Yung Mulatto can't help his native Southern Charm. He's the type to brew fresh tea leaves for a house guest. Tea time is one of Mulatto's hobbies, "just like doodling has always been," he said. The transplant makes a good impression upon Pittsburgh's resident artists and cool makers.
Officially named Miles Saal, 20-year-old Mulatto speaks optimistically about his time in the city. "Pittsburgh is nothing like my hometown," he said. "There weren't a lot of arts programs at my magnet high school in Jacksonville, Florida." When he moved to the 'Burgh in 2013, Creative And Performing Arts High School opened the doors for Mulatto to explore his artistry and ingenuity. "A lot of agreeable people here" get his vision.
As an illustrator and music producer, Mulatto satisfies his desires while "trying to connect people with other people," he said.
At eight-years-old, he handled the piano and the double bass. In high school, he played the trumpet. Since dropping out of the Indiana University of Pennsylvania where he studied music and film, Mulatto began to produce hip-hop. "I wanted to know more about the local scene beyond Mac and Wiz," Mulatto said.
He adores Pittsburgh for the creative people he meets. CAPA is the reason Mulatto met young rapper, James Perry. The big city, small town vibe familiarizes Mulatto with social circles. Although, SoundCloud digging and the unification of his drawing and musical skills puts Mulatto in the center of Pittsburgh's underground hip-hop community.

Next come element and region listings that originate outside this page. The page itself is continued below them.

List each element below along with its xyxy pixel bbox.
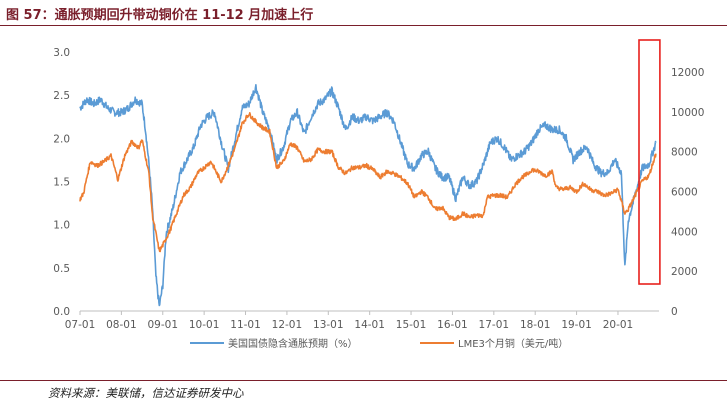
legend-label-2: LME3个月铜（美元/吨） (458, 337, 568, 350)
y-right-tick-label: 2000 (671, 266, 698, 278)
footer-divider (0, 380, 727, 381)
y-left-tick-label: 2.5 (53, 90, 70, 102)
highlight-box (638, 39, 661, 285)
x-tick-label: 14-01 (354, 319, 385, 331)
legend-label-1: 美国国债隐含通胀预期（%） (228, 337, 358, 350)
chart-title: 图 57：通胀预期回升带动铜价在 11-12 月加速上行 (6, 8, 314, 23)
x-tick-label: 08-01 (106, 319, 137, 331)
x-tick-label: 15-01 (396, 319, 427, 331)
x-tick-label: 12-01 (272, 319, 303, 331)
y-right-tick-label: 12000 (671, 67, 704, 79)
title-bar: 图 57：通胀预期回升带动铜价在 11-12 月加速上行 (0, 0, 727, 26)
x-tick-label: 16-01 (437, 319, 468, 331)
x-tick-label: 07-01 (65, 319, 96, 331)
y-right-tick-label: 10000 (671, 107, 704, 119)
y-left-tick-label: 3.0 (53, 47, 70, 59)
y-right-tick-label: 6000 (671, 186, 698, 198)
y-left-tick-label: 1.0 (53, 220, 70, 232)
y-right-tick-label: 0 (671, 306, 678, 318)
x-tick-label: 17-01 (479, 319, 510, 331)
source-note: 资料来源：美联储，信达证券研发中心 (48, 386, 244, 400)
x-tick-label: 18-01 (520, 319, 551, 331)
y-left-tick-label: 0.5 (53, 263, 70, 275)
x-tick-label: 19-01 (561, 319, 592, 331)
y-right-tick-label: 8000 (671, 147, 698, 159)
x-tick-label: 10-01 (189, 319, 220, 331)
series-line-2 (79, 112, 657, 253)
x-tick-label: 20-01 (603, 319, 634, 331)
x-tick-label: 09-01 (148, 319, 179, 331)
x-tick-label: 13-01 (313, 319, 344, 331)
x-tick-label: 11-01 (230, 319, 261, 331)
y-left-tick-label: 0.0 (53, 306, 70, 318)
y-left-tick-label: 2.0 (53, 133, 70, 145)
y-left-tick-label: 1.5 (53, 177, 70, 189)
y-right-tick-label: 4000 (671, 226, 698, 238)
chart-area: 0.0 0.5 1.0 1.5 2.0 2.5 3.0 0 2000 4000 6000 8000 10… (53, 39, 704, 350)
series-line-1 (79, 84, 657, 307)
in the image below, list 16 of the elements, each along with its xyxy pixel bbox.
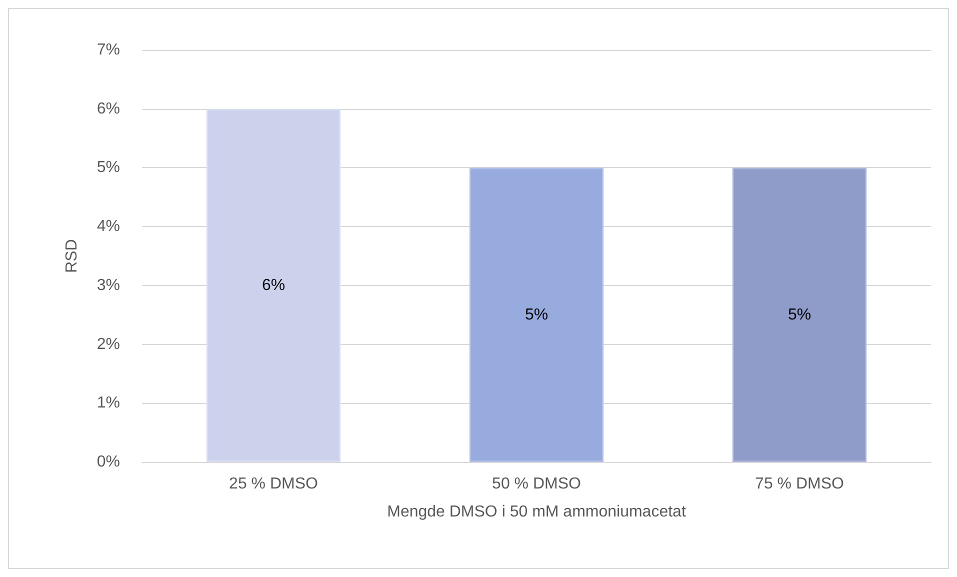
data-label: 6% bbox=[262, 276, 286, 294]
x-tick-label: 75 % DMSO bbox=[755, 476, 844, 492]
y-tick-label: 0% bbox=[96, 454, 120, 470]
y-tick-label: 7% bbox=[96, 42, 120, 58]
y-tick-label: 1% bbox=[96, 394, 120, 412]
x-tick-label: 25 % DMSO bbox=[229, 476, 318, 492]
x-tick-label: 50 % DMSO bbox=[492, 476, 581, 492]
data-label: 5% bbox=[788, 306, 812, 324]
y-tick-label: 2% bbox=[96, 336, 120, 353]
x-axis-title: Mengde DMSO i 50 mM ammoniumacetat bbox=[387, 504, 686, 520]
y-tick-label: 3% bbox=[96, 276, 120, 294]
y-tick-label: 6% bbox=[96, 100, 120, 118]
data-label: 5% bbox=[524, 306, 548, 324]
y-tick-label: 5% bbox=[96, 159, 120, 176]
y-tick-label: 4% bbox=[96, 218, 120, 236]
y-axis-title: RSD bbox=[64, 239, 80, 273]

Mulatto's sphere of influence grows from drawing cover art for rap mixtapes or Local 412 Trading Cards done on coffee sleeves that idolize the 'Burgh's hip-hop heroes, like Pk Delay in a fur coat from his "M's" cover. Mulatto shouts out the scene regularly and casually. He doodles when he's working at the Jitters coffee shop in Shady Side. He selects local rappers, like Patches, to play through the shop's speakers. What goes in Mulatto's ears travels out of his hand on to the trading cards. The coffee sleeve drawings depict the life of the hip-hop scene and its actors like cartoons. "Danny Phantom, Anime, and Adventure Time are huge influences on my drawing style."
Importantly, Mulatto's work archives what is happening now creatively in popular Pittsburgh. He wrote out a long list of everyone he knew who made hip-hop here and the list travels as a beacon throughout social media space. Wait until the radar detects it.

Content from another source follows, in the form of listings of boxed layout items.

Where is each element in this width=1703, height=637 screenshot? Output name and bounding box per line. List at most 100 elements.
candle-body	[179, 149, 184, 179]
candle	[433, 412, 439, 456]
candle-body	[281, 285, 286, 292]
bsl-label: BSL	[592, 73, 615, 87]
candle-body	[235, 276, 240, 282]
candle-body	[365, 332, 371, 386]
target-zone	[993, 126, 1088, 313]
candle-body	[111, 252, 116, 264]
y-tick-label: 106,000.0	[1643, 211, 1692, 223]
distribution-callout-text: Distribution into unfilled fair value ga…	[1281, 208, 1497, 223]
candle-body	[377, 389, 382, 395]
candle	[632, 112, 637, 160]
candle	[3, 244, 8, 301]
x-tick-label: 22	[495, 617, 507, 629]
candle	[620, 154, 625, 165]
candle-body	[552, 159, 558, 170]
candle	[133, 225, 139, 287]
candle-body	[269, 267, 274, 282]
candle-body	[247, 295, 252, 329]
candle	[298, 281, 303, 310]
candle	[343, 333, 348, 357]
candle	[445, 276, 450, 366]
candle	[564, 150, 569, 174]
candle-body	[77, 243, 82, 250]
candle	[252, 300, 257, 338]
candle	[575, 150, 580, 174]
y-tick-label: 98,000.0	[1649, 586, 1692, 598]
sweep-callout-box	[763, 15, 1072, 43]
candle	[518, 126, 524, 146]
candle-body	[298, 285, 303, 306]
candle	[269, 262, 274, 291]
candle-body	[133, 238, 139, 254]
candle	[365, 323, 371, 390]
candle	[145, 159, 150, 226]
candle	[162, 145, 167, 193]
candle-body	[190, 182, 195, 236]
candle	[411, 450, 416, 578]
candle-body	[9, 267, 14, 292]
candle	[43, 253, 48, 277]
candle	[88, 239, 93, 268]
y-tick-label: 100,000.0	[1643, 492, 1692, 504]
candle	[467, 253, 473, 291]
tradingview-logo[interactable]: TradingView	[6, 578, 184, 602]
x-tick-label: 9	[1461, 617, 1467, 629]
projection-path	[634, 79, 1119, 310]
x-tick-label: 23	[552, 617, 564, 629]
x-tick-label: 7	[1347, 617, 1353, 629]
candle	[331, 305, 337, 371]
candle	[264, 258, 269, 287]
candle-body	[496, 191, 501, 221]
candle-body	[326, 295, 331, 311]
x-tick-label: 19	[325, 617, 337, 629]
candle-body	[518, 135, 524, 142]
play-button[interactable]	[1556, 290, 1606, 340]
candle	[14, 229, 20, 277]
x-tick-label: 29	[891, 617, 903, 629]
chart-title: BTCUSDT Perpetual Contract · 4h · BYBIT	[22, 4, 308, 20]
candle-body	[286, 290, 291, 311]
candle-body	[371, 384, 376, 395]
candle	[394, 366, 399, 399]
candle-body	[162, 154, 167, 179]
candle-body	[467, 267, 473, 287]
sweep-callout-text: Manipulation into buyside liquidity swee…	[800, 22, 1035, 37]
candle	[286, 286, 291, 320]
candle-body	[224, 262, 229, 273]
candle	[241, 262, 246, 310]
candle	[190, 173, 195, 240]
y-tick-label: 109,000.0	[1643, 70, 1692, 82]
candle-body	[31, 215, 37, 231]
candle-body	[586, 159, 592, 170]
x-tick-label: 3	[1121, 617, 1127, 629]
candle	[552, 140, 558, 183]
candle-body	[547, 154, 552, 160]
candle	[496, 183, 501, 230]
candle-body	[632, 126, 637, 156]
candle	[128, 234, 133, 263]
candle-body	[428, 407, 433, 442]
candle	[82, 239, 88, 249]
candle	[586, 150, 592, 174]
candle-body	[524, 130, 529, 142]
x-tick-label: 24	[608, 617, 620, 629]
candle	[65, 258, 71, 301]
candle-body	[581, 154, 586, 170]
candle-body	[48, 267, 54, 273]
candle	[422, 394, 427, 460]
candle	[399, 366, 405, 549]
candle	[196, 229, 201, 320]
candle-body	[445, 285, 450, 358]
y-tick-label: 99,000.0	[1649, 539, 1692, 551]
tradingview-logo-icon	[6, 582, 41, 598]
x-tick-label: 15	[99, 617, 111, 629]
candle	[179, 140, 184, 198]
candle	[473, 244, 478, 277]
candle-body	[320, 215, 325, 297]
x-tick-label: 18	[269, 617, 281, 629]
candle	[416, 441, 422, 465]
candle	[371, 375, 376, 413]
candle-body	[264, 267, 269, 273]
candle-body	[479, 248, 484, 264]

The respect Mulatto has for the music community breathes organic collaborations with other artists. He drew the "Astro O2" album art for youth rap star Blackboi, and Mulatto sent him beats. Another rapper in Akono Miles received a storyboard cartoon about textbooks from Mulatto. "Cover art is the visual connection with music." Additionally, he joined with lifestyle label Reviving Real to release a mix featuring 15 local artists. He also drew the mix's artwork and placed some of his beats on the project.

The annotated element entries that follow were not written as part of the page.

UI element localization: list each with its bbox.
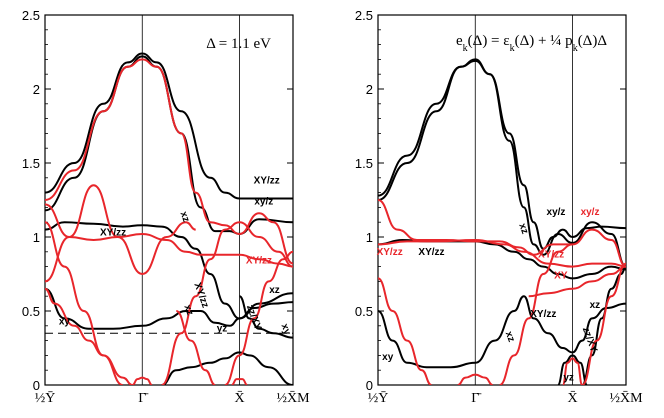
band-red-red-top bbox=[378, 199, 626, 268]
band-red-red-gamma-dip bbox=[457, 373, 494, 385]
band-label: XY/zz bbox=[377, 247, 403, 258]
band-label: XY/zz bbox=[530, 309, 556, 320]
band-red-red-xyzz bbox=[45, 203, 293, 268]
band-red-red-v4 bbox=[175, 310, 216, 385]
x-tick-label: X̄ bbox=[567, 390, 577, 406]
band-red-red-top bbox=[45, 58, 293, 265]
band-red-red-v2 bbox=[499, 243, 573, 385]
band-label: xy bbox=[59, 316, 71, 327]
x-tick-label: Γ̄ bbox=[471, 391, 482, 406]
x-tick-label: ½Ȳ bbox=[35, 390, 56, 406]
band-label: XY/zz bbox=[246, 256, 272, 267]
x-tick-label: ½X̄M bbox=[276, 390, 310, 406]
band-label: xy/z bbox=[254, 196, 273, 207]
band-label: XY bbox=[554, 270, 568, 281]
band-black-black-xyzz bbox=[378, 238, 626, 280]
panel-title-formula: ek(Δ) = εk(Δ) + ¼ pk(Δ)Δ bbox=[456, 33, 607, 54]
x-tick-label: ½Ȳ bbox=[368, 390, 389, 406]
band-red-red-v1 bbox=[378, 277, 432, 385]
y-tick-label: 2.5 bbox=[22, 8, 40, 23]
y-tick-label: 0.5 bbox=[22, 304, 40, 319]
band-label: xz bbox=[269, 285, 280, 296]
panel-title: Δ = 1.1 eV bbox=[206, 36, 271, 52]
band-label: yz bbox=[563, 373, 574, 384]
band-label: XY/zz bbox=[538, 250, 564, 261]
band-black-black-xz bbox=[378, 295, 626, 369]
band-label: xz bbox=[590, 300, 601, 311]
x-tick-label: ½X̄M bbox=[609, 390, 643, 406]
band-black-black-top bbox=[45, 52, 293, 200]
band-black-black-3 bbox=[45, 221, 293, 320]
y-tick-label: 2 bbox=[33, 82, 40, 97]
band-red-red-x-dip bbox=[561, 357, 584, 385]
band-label: xz bbox=[503, 330, 517, 344]
band-red-red-v5 bbox=[224, 250, 293, 385]
band-red-red-xy bbox=[528, 265, 626, 298]
band-black-black-zz bbox=[239, 295, 293, 339]
band-red-red-gamma-dip bbox=[132, 376, 153, 385]
band-label: xz bbox=[178, 210, 192, 224]
band-red-red-v3 bbox=[581, 262, 626, 385]
band-label: xy/z bbox=[581, 207, 600, 218]
left-panel: 00.511.522.5½Ȳ Γ̄ X̄ ½X̄MXY/zzxy/zXY/zzxzXY… bbox=[22, 8, 310, 406]
band-label: XY/zz bbox=[100, 228, 126, 239]
y-tick-label: 1.5 bbox=[355, 156, 373, 171]
y-tick-label: 0 bbox=[33, 378, 40, 393]
band-black-black-yz bbox=[556, 354, 589, 385]
band-label: xy bbox=[382, 352, 394, 363]
y-tick-label: 2.5 bbox=[355, 8, 373, 23]
band-red-red-xyzz bbox=[378, 238, 626, 268]
band-label: XY/zz bbox=[191, 281, 210, 309]
y-tick-label: 1 bbox=[366, 230, 373, 245]
band-label: yz bbox=[217, 324, 228, 335]
band-label: xz bbox=[516, 222, 530, 236]
y-tick-label: 0.5 bbox=[355, 304, 373, 319]
band-label: XY/zz bbox=[418, 247, 444, 258]
y-tick-label: 1.5 bbox=[22, 156, 40, 171]
y-tick-label: 1 bbox=[33, 230, 40, 245]
band-black-black-low bbox=[161, 351, 293, 385]
band-black-black-top bbox=[378, 58, 626, 250]
x-tick-label: X̄ bbox=[234, 390, 244, 406]
x-tick-label: Γ̄ bbox=[138, 391, 149, 406]
right-panel: 0 0.5 1 1.5 2 2.5 ½Ȳ Γ̄ X̄ ½X̄M xy/z xy/z xz XY/zz XY/… bbox=[355, 8, 643, 406]
band-red-red-left-up bbox=[45, 184, 196, 283]
band-label: xz bbox=[181, 303, 195, 317]
band-black-black-xy bbox=[45, 287, 293, 330]
band-label: xy bbox=[279, 322, 293, 337]
y-tick-label: 2 bbox=[366, 82, 373, 97]
band-red-red-v3 bbox=[45, 287, 133, 385]
band-label: xy/z bbox=[547, 207, 566, 218]
band-red-red-x-dip bbox=[231, 378, 248, 385]
y-tick-label: 0 bbox=[366, 378, 373, 393]
band-black-black-2 bbox=[378, 59, 626, 268]
band-label: XY/zz bbox=[254, 176, 280, 187]
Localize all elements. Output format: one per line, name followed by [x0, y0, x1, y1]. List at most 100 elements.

He knows the rap history. "The Bushnel is one of my favorite spots in Pittsburgh," he said. A lot of musicians throw house parties at that venue in the Oakland neighborhood. "I heard extensively about the Shadow Lounge when I moved here."
Further, Mulatto's beat tapes are tranquil. His production matches the realism in his doodles. Listeners hear suave trumpets. His sounds come to life, and diverse instrumentation builds his music. "Producers shape where the sound will go," he said. "Sampling is big," too. "I kinda want to make the weirdest hip-hop possible. The kind that makes you turn your ear and say, 'This is amazing!'" For a reference, Mulatto likens himself to legendary hip-hop acts like Danger Doom, Outkast, Lil B, and Tyler The Creator.
Ultimately, Mulatto calls himself a "big picture guy" and must thank the community he engages with and honors. "Pittsburgh has been really good to me," he said. Good times continue on September 16 at The Bushnel where Yung Mulatto hosts a birthday show.